Assume the time Robot number 1 arrived was second 1. At second i, Robot number 1 made a new Robot: Robot number i. (i>=2)

The new robots started work as soon as he was produced successfully. Robot number M only had a rest at second t, where t is a multiple of M. For example, Robot number 3 worked at second 4, 5, 7, 8, ... and had a rest at second 6, 9, ...

When a robot was having a rest, he could send his own informations to the newly produced robot. For example, when Robot number 6 was produced successfully, Robot number 2 and Robot number 3 are having a rest, so Robot number 6 would get information from Robot number 2 and number 3. We call Robot number 2 and number 3 are teachers of Robot number 6.

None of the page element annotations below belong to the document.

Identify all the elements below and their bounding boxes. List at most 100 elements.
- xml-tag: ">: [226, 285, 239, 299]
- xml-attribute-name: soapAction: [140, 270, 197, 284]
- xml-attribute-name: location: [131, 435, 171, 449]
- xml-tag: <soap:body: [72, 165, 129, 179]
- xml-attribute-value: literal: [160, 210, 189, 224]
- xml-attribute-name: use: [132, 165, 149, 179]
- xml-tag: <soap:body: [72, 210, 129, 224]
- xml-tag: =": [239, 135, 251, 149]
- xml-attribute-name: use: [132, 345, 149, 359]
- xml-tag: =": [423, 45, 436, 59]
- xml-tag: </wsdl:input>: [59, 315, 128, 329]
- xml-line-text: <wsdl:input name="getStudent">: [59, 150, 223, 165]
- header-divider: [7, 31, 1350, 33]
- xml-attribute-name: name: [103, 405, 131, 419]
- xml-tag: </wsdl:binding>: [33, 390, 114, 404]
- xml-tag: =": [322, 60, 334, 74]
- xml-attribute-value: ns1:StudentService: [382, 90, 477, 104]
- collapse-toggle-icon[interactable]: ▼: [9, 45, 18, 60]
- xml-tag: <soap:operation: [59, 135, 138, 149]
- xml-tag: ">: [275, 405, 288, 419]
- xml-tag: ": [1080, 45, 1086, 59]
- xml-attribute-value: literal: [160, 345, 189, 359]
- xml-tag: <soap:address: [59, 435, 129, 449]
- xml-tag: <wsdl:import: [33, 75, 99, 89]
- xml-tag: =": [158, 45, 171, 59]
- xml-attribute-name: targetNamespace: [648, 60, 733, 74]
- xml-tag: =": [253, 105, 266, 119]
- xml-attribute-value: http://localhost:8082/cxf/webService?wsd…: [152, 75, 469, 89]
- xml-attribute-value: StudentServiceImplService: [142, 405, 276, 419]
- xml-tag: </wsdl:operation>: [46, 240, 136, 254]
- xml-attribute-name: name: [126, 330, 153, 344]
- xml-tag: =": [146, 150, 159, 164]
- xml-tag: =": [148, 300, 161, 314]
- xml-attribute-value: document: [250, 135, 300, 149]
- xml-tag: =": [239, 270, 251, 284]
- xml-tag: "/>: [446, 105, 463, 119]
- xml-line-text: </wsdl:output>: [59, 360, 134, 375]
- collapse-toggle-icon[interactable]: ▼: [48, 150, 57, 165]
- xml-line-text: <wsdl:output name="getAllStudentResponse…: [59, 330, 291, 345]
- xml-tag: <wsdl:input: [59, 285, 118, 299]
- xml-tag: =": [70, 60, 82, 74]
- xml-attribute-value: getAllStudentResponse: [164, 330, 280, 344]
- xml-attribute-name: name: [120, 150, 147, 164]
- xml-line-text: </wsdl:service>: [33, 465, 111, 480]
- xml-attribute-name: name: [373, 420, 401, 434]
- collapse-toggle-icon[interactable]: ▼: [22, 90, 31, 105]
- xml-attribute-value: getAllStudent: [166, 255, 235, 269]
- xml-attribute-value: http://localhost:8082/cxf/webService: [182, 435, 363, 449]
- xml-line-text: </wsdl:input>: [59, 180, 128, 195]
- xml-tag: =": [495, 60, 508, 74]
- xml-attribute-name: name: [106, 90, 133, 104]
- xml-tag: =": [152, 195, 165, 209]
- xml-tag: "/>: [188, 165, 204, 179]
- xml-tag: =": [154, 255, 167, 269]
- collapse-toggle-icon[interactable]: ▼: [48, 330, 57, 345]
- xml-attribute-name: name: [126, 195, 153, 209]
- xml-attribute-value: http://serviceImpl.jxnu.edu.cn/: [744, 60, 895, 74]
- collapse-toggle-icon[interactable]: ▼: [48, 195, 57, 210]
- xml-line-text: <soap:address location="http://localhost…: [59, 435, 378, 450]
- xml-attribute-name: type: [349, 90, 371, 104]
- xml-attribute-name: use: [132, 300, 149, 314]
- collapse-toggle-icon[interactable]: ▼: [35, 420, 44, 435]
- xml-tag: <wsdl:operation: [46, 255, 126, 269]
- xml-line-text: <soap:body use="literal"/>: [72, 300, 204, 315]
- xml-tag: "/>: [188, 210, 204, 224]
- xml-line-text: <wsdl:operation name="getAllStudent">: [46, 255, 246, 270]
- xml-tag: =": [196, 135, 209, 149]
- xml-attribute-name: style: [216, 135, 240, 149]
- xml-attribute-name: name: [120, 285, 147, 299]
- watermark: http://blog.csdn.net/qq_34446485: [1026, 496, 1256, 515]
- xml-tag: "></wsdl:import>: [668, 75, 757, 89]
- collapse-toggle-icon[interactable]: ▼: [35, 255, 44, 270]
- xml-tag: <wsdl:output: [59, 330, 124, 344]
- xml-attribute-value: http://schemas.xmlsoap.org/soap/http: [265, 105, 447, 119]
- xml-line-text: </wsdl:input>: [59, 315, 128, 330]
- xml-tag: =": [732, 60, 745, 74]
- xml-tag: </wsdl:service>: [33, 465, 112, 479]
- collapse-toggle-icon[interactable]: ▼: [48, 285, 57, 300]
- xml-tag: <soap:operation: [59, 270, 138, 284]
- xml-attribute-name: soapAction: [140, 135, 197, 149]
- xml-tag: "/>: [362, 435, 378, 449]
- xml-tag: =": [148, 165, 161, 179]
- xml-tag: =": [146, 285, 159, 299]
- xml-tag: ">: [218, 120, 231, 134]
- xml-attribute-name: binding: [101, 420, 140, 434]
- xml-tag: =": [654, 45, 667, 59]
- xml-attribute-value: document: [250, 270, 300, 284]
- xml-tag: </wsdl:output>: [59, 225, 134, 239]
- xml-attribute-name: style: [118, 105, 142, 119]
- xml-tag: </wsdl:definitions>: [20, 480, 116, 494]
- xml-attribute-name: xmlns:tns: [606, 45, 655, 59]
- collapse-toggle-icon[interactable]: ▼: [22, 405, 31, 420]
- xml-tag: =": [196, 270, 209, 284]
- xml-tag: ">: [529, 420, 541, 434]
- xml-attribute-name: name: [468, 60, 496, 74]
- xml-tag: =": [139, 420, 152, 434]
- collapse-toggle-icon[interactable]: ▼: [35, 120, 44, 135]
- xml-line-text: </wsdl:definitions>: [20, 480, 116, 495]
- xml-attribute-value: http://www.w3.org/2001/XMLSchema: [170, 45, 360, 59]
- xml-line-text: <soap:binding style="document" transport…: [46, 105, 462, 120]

We call two Robots are independent if each of them wasn't a teacher of the other one and they had no common teachers. Please note that Robot number 1 was independent to any other robots and wasn't a teacher of any other robots, since only Robot number 1 could make robots.

The good number of Robot number M is the number of robots who was produced earlier than number M and independent to number M. Here are some examples:

The good number of Robot number 1 is 0.

The good number of Robot number 2 is 1. Number 1 was that robot.

The good number of Robot number 6 is 2. Number 1 and number 5 were those robots. Number 2 and number 3 were his teachers. Number 4 and him had a common teacher: number 2.

The Robots had 3 kinds of occupations. To Robot number M:

• If M can be written as the multiple of an even number of distinct odd primes, he was a businessman.
• If M can be written as the multiple of an odd number(1 included) of distinct odd primes, he was a hacker.
• All other robots were doctors.

Now Blue Mary was interesting to Robot number M. She wants to know the sum of good numbers of all businessmen, hackers and doctors among Robot number M and his teachers. She comes up with the answer quickly, and so can you.

Blue Mary is so kind that she gives you the prime divisors of M and you can only tell her the answers modudo 10000.

Input

The very first line contains a single integer T, the number of test cases.T blocks follow.

For each block, the first line contains a single integer K.K lines follow, each contains two integers p_i and a_i separated by a single space.

M = p₁^a₁ * p₂^a₂ * p₃^a₃ * ... * p_K^a_K.

You can assume that:

• All p_i are distinct primes and are less than 10,000.
• p₁ < p₂ < p₃ < ... n.
• All a_i are positive and no more than 1,000,000.
• 1 <= k <= 1000.

Output

For each test case, output 3 lines.

The first line contains a single integer denotes to the sum of good numbers of all businessmen among Robot number M and his teachers modudo 10000.

The second line contains a single integer denotes to the sum of good numbers of all hackers among Robot number M and his teachers modudo 10000.

The third line contains a single integer denotes to the sum of good numbers of all doctors among Robot number M and his teachers modudo 10000.

Example

Input:
1
3
2 1
3 2
5 1

Output:
8
6
75

Hints

In the sample input, M=2¹*3²*5¹=90. Robot number 90 has 10 teachers. Among Robot number 90 and his teachers, Robot number 15 is a businessman; number 3 and number 5 are hackers; all others are doctors, their numbers are 2, 6, 9, 10, 18, 30, 45, 90.